The only thing that in my opinion will save him is if the powers that be don't even find him worth killing. It may well be that they are just allowing this because they know he's so beatable. All this noise from him about hope and change, but what has he really done to deliver it? He got elected governor of Illinois on a fluke when Republican primary winner Jack Ryan dropped out of the race due to public disclosure of child custody divorce records containing sexual allegations by Ryan's ex-wife, actress Jeri Ryan. His new opponent, a guy named Alan Keyes, had less then three months with which to plan a campaign, and so obviously he lost. Obama has all of 3 years experience as a member of government in Washington, compared to McCain’s 26. If Nietzsche’s old maxim that what does not kill you makes you stronger is true, then Obama and McCain are a mismatch there too. John McCain was a Vietnamese P.O.W while Barack Obama was six years old, and probably still wetting his bed. this is not a worthy fucking adversary. secondly, what if he did get elected? we'd be handing over the most powerful military machine that the world has ever known in the hands of a rank amateur, a total unknown who has come frome total obscurity to out of nowhere become the chief executive of the United States, a country whose continued stability secures, de facto, that of the rest of the world?

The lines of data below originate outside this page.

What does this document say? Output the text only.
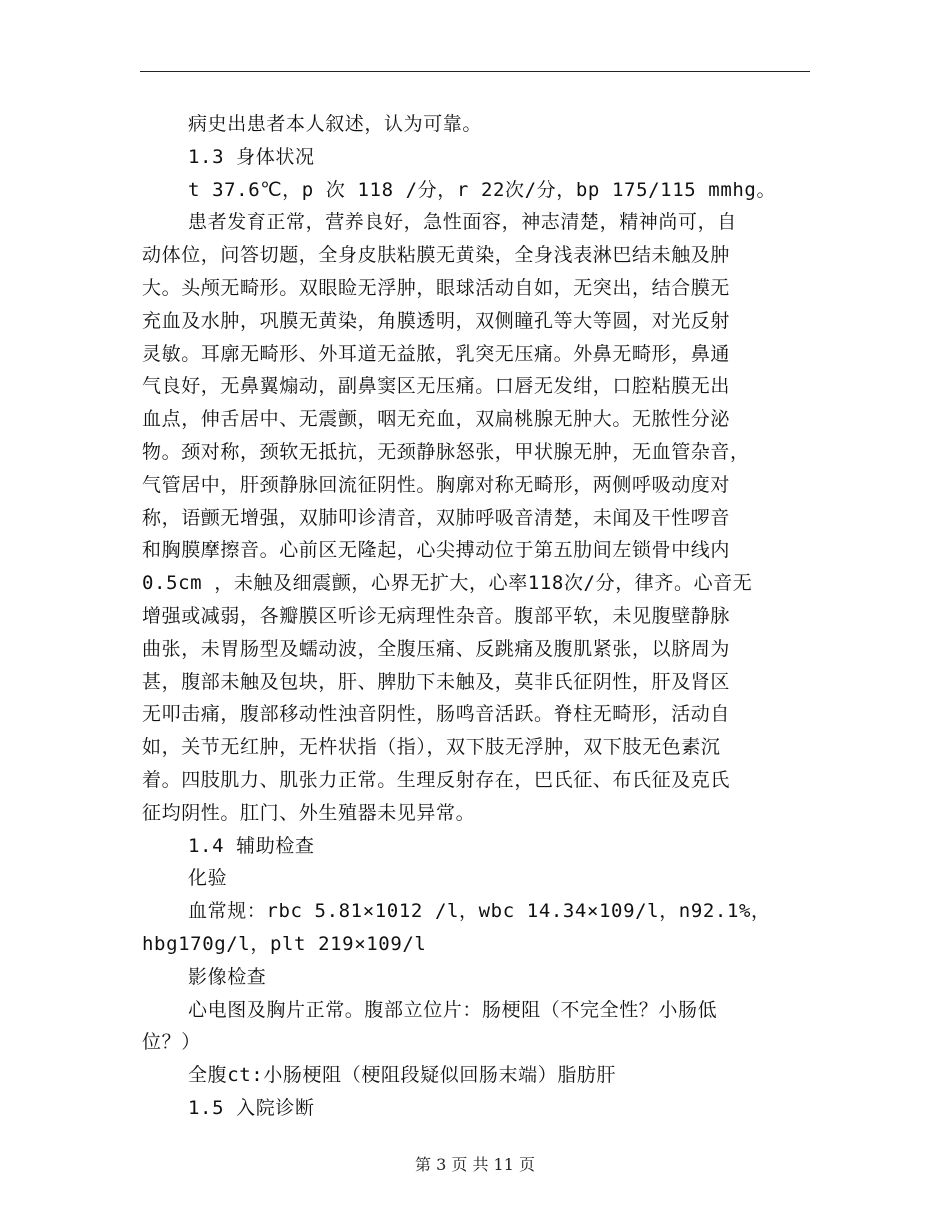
病史出患者本人叙述，认为可靠。
1.3 身体状况
t 37.6℃，p 次 118 /分，r 22次/分，bp 175/115 mmhg。
患者发育正常，营养良好，急性面容，神志清楚，精神尚可，自
动体位，问答切题，全身皮肤粘膜无黄染，全身浅表淋巴结未触及肿
大。头颅无畸形。双眼睑无浮肿，眼球活动自如，无突出，结合膜无
充血及水肿，巩膜无黄染，角膜透明，双侧瞳孔等大等圆，对光反射
灵敏。耳廓无畸形、外耳道无益脓，乳突无压痛。外鼻无畸形，鼻通
气良好，无鼻翼煽动，副鼻窦区无压痛。口唇无发绀，口腔粘膜无出
血点，伸舌居中、无震颤，咽无充血，双扁桃腺无肿大。无脓性分泌
物。颈对称，颈软无抵抗，无颈静脉怒张，甲状腺无肿，无血管杂音，
气管居中，肝颈静脉回流征阴性。胸廓对称无畸形，两侧呼吸动度对
称，语颤无增强，双肺叩诊清音，双肺呼吸音清楚，未闻及干性啰音
和胸膜摩擦音。心前区无隆起，心尖搏动位于第五肋间左锁骨中线内
0.5cm ，未触及细震颤，心界无扩大，心率118次/分，律齐。心音无
增强或减弱，各瓣膜区听诊无病理性杂音。腹部平软，未见腹壁静脉
曲张，未胃肠型及蠕动波，全腹压痛、反跳痛及腹肌紧张，以脐周为
甚，腹部未触及包块，肝、脾肋下未触及，莫非氏征阴性，肝及肾区
无叩击痛，腹部移动性浊音阴性，肠鸣音活跃。脊柱无畸形，活动自
如，关节无红肿，无杵状指（指），双下肢无浮肿，双下肢无色素沉
着。四肢肌力、肌张力正常。生理反射存在，巴氏征、布氏征及克氏
征均阴性。肛门、外生殖器未见异常。
1.4 辅助检查
化验
血常规：rbc 5.81×1012 /l，wbc 14.34×109/l，n92.1%，
hbg170g/l，plt 219×109/l
影像检查
心电图及胸片正常。腹部立位片：肠梗阻（不完全性？小肠低
位？）
全腹ct:小肠梗阻（梗阻段疑似回肠末端）脂肪肝
1.5 入院诊断
第 3 页 共 11 页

My point is, we don't know this Obama. We don't really know what he's capable of, or what racial grudges he might be hiding beneath that smiling face. i'm not even discounting the possibility that there's something truly sinister about him. His profile fits that of the biblical antichrist to a t, with all his one world union and equality talk. the Antichrist, too, is good looking and charismatic. the antichrist , too, came from relative obscurity to be in a position to destroy the lives of billions. The mayan calendar ends in 2012, and predicts the end of the world for that year. obama's first term would be ending right about then. I don't really believe that Obama's the antichrist, but i do think that putting him in charge of the world's only superpower, during wartime, is reckless and irresponsible to a nightmarish extreme. His coming to us is as the footsteps of doom. i feel this in my gut, in the most visceral way describable. People had better realize that 9/11 was only 7 years ago, and that maybe, at a time when we are at war with Islamic extremists all over the world, it's not a good idea to place the whole of American interests in the hands of a guy named Hussein! Is this why we fought World War Two? So that we can just throw the legacy of American prominence we inherited right into the toilet by handing it over to some unqualified pretty boy? This is too disgusting for words.